Produk bernama Vest to Go ini merupakan rompi multifungsi yang dapat diubah menjadi totebag, dirancang sebagai bagian dari tugas akhir mata kuliah Kewirausahaan.
Magda, salah satu anggota tim, menjelaskan bahwa proyek ini merupakan syarat pengganti ujian akhir semester.
“Kita semua diwajibkan bikin satu produk usaha yang bisa dijual, target omsetnya dua juta rupiah. Puncaknya dipresentasikan di Expo Kewirausahaan,” ujar Magda ditemui, Kamis (17/7/2025).
Awalnya, ide produk masih berubah-ubah. Namun tim akhirnya memilih konsep utama: satu produk, multifungsi. Mereka kemudian melakukan riset di media sosial dan menemukan bahwa produk fashion multifungsi punya peluang besar di pasaran.
Tantangan muncul saat mereka harus menyesuaikan produk dengan tema kelas, yaitu “Padang”. Tim berupaya keras menggabungkan nilai budaya Minang dalam desain modern agar tetap menarik secara visual dan relevan dengan target pasar.
“Vest-nya tetap modern tapi tetap bawa unsur budaya. Kita ingin bentuknya tidak aneh walau ada unsur Padang di situ,” ujar Magda.
Selain unsur budaya, inspirasi juga datang dari kebiasaan anak rantau yang kini harus membawa tas belanja sendiri karena kantong plastik tidak lagi disediakan di minimarket.
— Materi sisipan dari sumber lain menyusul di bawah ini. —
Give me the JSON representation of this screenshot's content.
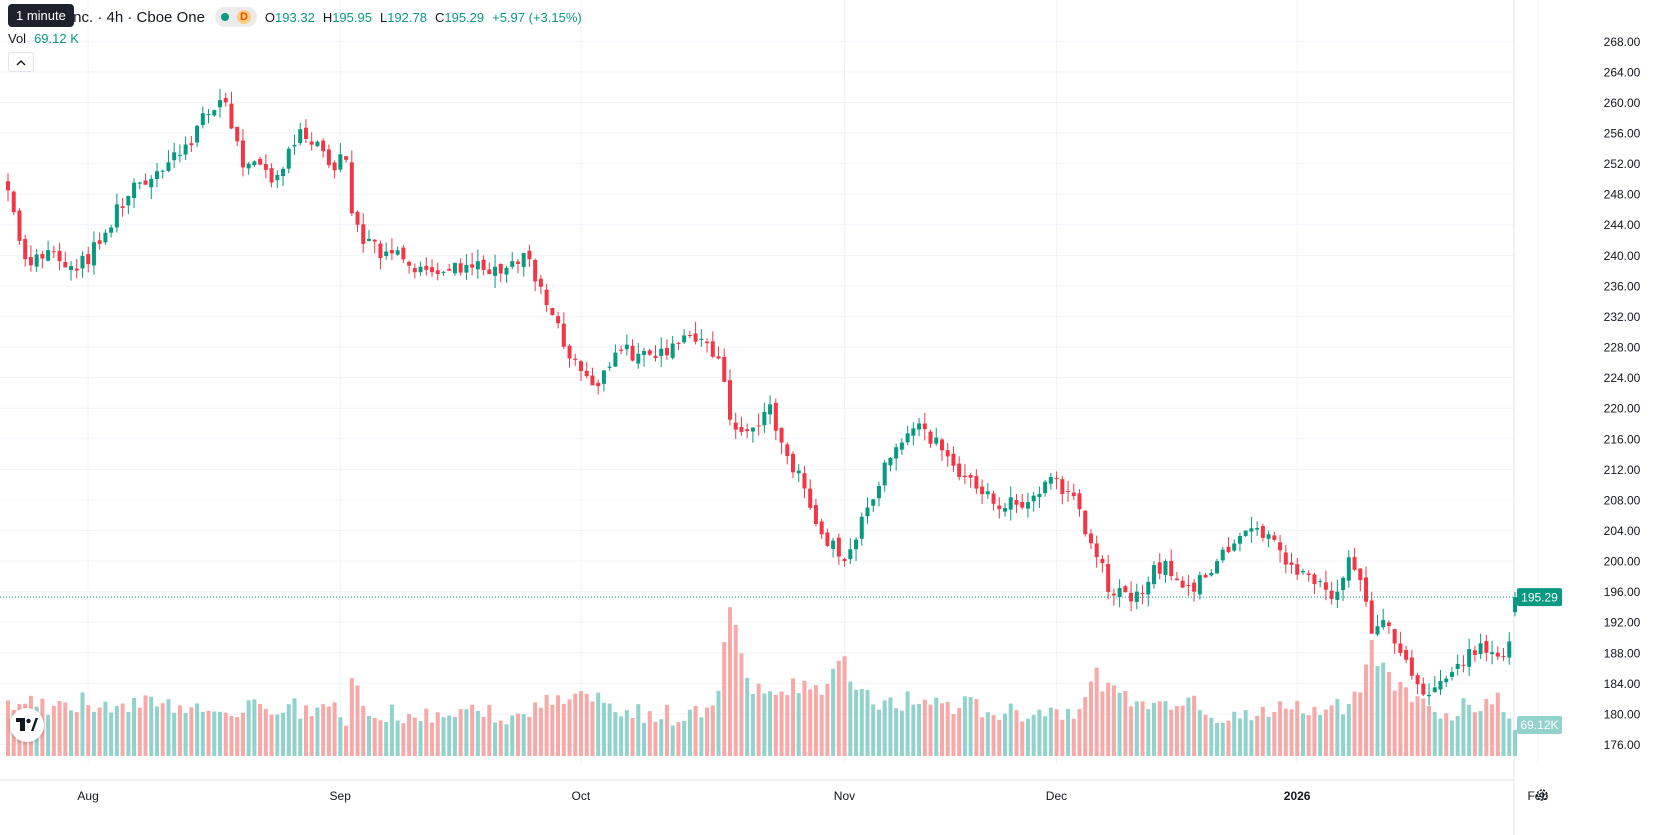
{
  "header": {
    "tooltip": "1 minute",
    "symbol_title": "le US, Inc. · 4h · Cboe One",
    "market_badge": "D",
    "ohlc": [
      {
        "key": "O",
        "value": "193.32"
      },
      {
        "key": "H",
        "value": "195.95"
      },
      {
        "key": "L",
        "value": "192.78"
      },
      {
        "key": "C",
        "value": "195.29"
      }
    ],
    "change": "+5.97 (+3.15%)",
    "vol_label": "Vol",
    "vol_value": "69.12 K"
  },
  "icons": {
    "collapse": "chevron-up-icon",
    "logo": "tradingview-logo",
    "settings": "gear-icon"
  },
  "colors": {
    "up": "#089981",
    "down": "#f23645",
    "up_volume": "#92d2cc",
    "down_volume": "#f7a9a7",
    "price_line": "#089981"
  },
  "chart_data": {
    "type": "candlestick",
    "timeframe": "4h",
    "y_ticks": [
      "268.00",
      "264.00",
      "260.00",
      "256.00",
      "252.00",
      "248.00",
      "244.00",
      "240.00",
      "236.00",
      "232.00",
      "228.00",
      "224.00",
      "220.00",
      "216.00",
      "212.00",
      "208.00",
      "204.00",
      "200.00",
      "196.00",
      "192.00",
      "188.00",
      "184.00",
      "180.00",
      "176.00"
    ],
    "ylim": [
      174.5,
      270
    ],
    "x_ticks": [
      {
        "label": "Aug",
        "index": 7,
        "bold": false
      },
      {
        "label": "Sep",
        "index": 51,
        "bold": false
      },
      {
        "label": "Oct",
        "index": 93,
        "bold": false
      },
      {
        "label": "Nov",
        "index": 139,
        "bold": false
      },
      {
        "label": "Dec",
        "index": 176,
        "bold": false
      },
      {
        "label": "2026",
        "index": 218,
        "bold": true
      },
      {
        "label": "Feb",
        "index": 260,
        "bold": false
      }
    ],
    "last_price": "195.29",
    "last_volume": "69.12K",
    "volume_max": 100,
    "keypoints": [
      {
        "i": 0,
        "close": 248.5,
        "vol": 30
      },
      {
        "i": 3,
        "close": 239.5,
        "vol": 28
      },
      {
        "i": 8,
        "close": 240.5,
        "vol": 27
      },
      {
        "i": 12,
        "close": 238.0,
        "vol": 29
      },
      {
        "i": 16,
        "close": 241.5,
        "vol": 27
      },
      {
        "i": 22,
        "close": 249.5,
        "vol": 28
      },
      {
        "i": 26,
        "close": 251.0,
        "vol": 27
      },
      {
        "i": 31,
        "close": 254.5,
        "vol": 28
      },
      {
        "i": 35,
        "close": 258.5,
        "vol": 25
      },
      {
        "i": 38,
        "close": 260.0,
        "vol": 24
      },
      {
        "i": 41,
        "close": 251.5,
        "vol": 26
      },
      {
        "i": 47,
        "close": 250.5,
        "vol": 24
      },
      {
        "i": 51,
        "close": 256.5,
        "vol": 26
      },
      {
        "i": 56,
        "close": 251.8,
        "vol": 27
      },
      {
        "i": 59,
        "close": 252.5,
        "vol": 22
      },
      {
        "i": 60,
        "close": 245.5,
        "vol": 46
      },
      {
        "i": 62,
        "close": 241.5,
        "vol": 25
      },
      {
        "i": 66,
        "close": 240.5,
        "vol": 24
      },
      {
        "i": 72,
        "close": 238.5,
        "vol": 22
      },
      {
        "i": 78,
        "close": 239.0,
        "vol": 22
      },
      {
        "i": 85,
        "close": 238.5,
        "vol": 23
      },
      {
        "i": 91,
        "close": 239.5,
        "vol": 22
      },
      {
        "i": 94,
        "close": 233.5,
        "vol": 28
      },
      {
        "i": 98,
        "close": 226.5,
        "vol": 28
      },
      {
        "i": 102,
        "close": 223.0,
        "vol": 30
      },
      {
        "i": 107,
        "close": 227.5,
        "vol": 22
      },
      {
        "i": 112,
        "close": 227.0,
        "vol": 22
      },
      {
        "i": 119,
        "close": 229.5,
        "vol": 22
      },
      {
        "i": 122,
        "close": 228.5,
        "vol": 22
      },
      {
        "i": 124,
        "close": 226.5,
        "vol": 36
      },
      {
        "i": 126,
        "close": 218.5,
        "vol": 85
      },
      {
        "i": 129,
        "close": 217.0,
        "vol": 42
      },
      {
        "i": 133,
        "close": 220.5,
        "vol": 30
      },
      {
        "i": 135,
        "close": 215.5,
        "vol": 38
      },
      {
        "i": 139,
        "close": 209.5,
        "vol": 40
      },
      {
        "i": 142,
        "close": 203.5,
        "vol": 33
      },
      {
        "i": 146,
        "close": 200.0,
        "vol": 50
      },
      {
        "i": 150,
        "close": 207.0,
        "vol": 30
      },
      {
        "i": 154,
        "close": 213.5,
        "vol": 28
      },
      {
        "i": 159,
        "close": 218.0,
        "vol": 30
      },
      {
        "i": 163,
        "close": 214.5,
        "vol": 28
      },
      {
        "i": 167,
        "close": 211.0,
        "vol": 27
      },
      {
        "i": 172,
        "close": 207.5,
        "vol": 25
      },
      {
        "i": 177,
        "close": 207.0,
        "vol": 24
      },
      {
        "i": 182,
        "close": 211.0,
        "vol": 25
      },
      {
        "i": 186,
        "close": 208.5,
        "vol": 26
      },
      {
        "i": 190,
        "close": 200.5,
        "vol": 42
      },
      {
        "i": 193,
        "close": 195.5,
        "vol": 32
      },
      {
        "i": 197,
        "close": 196.0,
        "vol": 28
      },
      {
        "i": 202,
        "close": 200.0,
        "vol": 27
      },
      {
        "i": 207,
        "close": 196.0,
        "vol": 32
      },
      {
        "i": 212,
        "close": 201.5,
        "vol": 20
      },
      {
        "i": 216,
        "close": 204.0,
        "vol": 20
      },
      {
        "i": 220,
        "close": 203.5,
        "vol": 24
      },
      {
        "i": 224,
        "close": 199.5,
        "vol": 26
      },
      {
        "i": 228,
        "close": 197.0,
        "vol": 27
      },
      {
        "i": 232,
        "close": 196.0,
        "vol": 28
      },
      {
        "i": 234,
        "close": 200.5,
        "vol": 28
      },
      {
        "i": 236,
        "close": 197.5,
        "vol": 40
      },
      {
        "i": 238,
        "close": 190.5,
        "vol": 60
      },
      {
        "i": 241,
        "close": 191.5,
        "vol": 40
      },
      {
        "i": 245,
        "close": 185.0,
        "vol": 30
      },
      {
        "i": 248,
        "close": 182.5,
        "vol": 26
      },
      {
        "i": 252,
        "close": 185.5,
        "vol": 24
      },
      {
        "i": 255,
        "close": 188.5,
        "vol": 26
      },
      {
        "i": 258,
        "close": 188.0,
        "vol": 28
      },
      {
        "i": 260,
        "close": 187.5,
        "vol": 30
      },
      {
        "i": 262,
        "close": 189.5,
        "vol": 26
      },
      {
        "i": 263,
        "close": 195.29,
        "vol": 14
      }
    ]
  }
}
Dari situlah ide fashion ramah lingkungan pun muncul.
Dengan harga Rp150.000, vest ini tidak hanya berfungsi sebagai pakaian, tetapi juga sebagai totebag yang kuat dan tahan lama.
Bahannya terdiri dari kain jeans dengan lapisan furing katun serta resleting kokoh agar mampu membawa barang berat seperti laptop, botol minum, dan belanjaan.
Dalam proses pengerjaannya, tim membagi tugas menjadi tiga sub utama: produksi, marketing, dan keuangan. Meski begitu, semua anggota tetap saling bantu karena keterbatasan sumber daya manusia.
“Kadang harus saling backup karena ada yang tidak bisa. Tapi pembagian tugas tetap jalan,” jelasnya.
Selama hampir satu semester atau 14 pertemuan, proyek ini digarap mulai dari produksi, penjualan, hingga laporan akhir. Tim mengaku bersyukur tidak harus mengganti ide di tengah jalan seperti beberapa kelompok lain.
Tantangan terbesar, menurut Magda, adalah waktu. Mereka harus menyesuaikan jadwal masing-masing anggota dan mengurus vendor, produksi, hingga tempat jualan.
Material awal seperti kain drill sempat diuji coba, namun dianggap tidak cocok untuk anak muda.
Akhirnya mereka memilih kain jeans yang dinilai lebih kuat dan universal. Setelah beberapa kali revisi prototipe, ukuran dan daya tahan produk pun berhasil diperbaiki.
“Vest ini one size, dan kita coba langsung ke beberapa anggota tim. Hasilnya pas dan nyaman saat dipakai,” ucapnya.
Pada puncak acara, tim berhasil masuk tiga besar kategori “Produk Terinovatif”. Mereka menilai keberhasilan ini karena produk mereka berbeda dan belum banyak dijual secara umum, bahkan di marketplace besar seperti Shopee.
“Secara fungsi dan filosofi, kita yakin ini layak diapresiasi. Senang sekali bisa masuk tiga besar,” kata Magda.
Meski belum ada rencana konkret untuk melanjutkan produk ini secara komersial, Magda tidak menutup kemungkinan untuk dikembangkan lebih lanjut. Namun, menurutnya, akan butuh banyak pertimbangan jika ingin menjualnya sebagai produk nyata.
Sebagai penutup, Magda menyampaikan bahwa pengalaman ini mengajarkannya banyak hal. “Seru banget bisa lihat ide yang awalnya cuma konsep, terus jadi nyata. Dari nol sampai siap jual, itu proses yang berkesan,” tutupnya. (Ceci)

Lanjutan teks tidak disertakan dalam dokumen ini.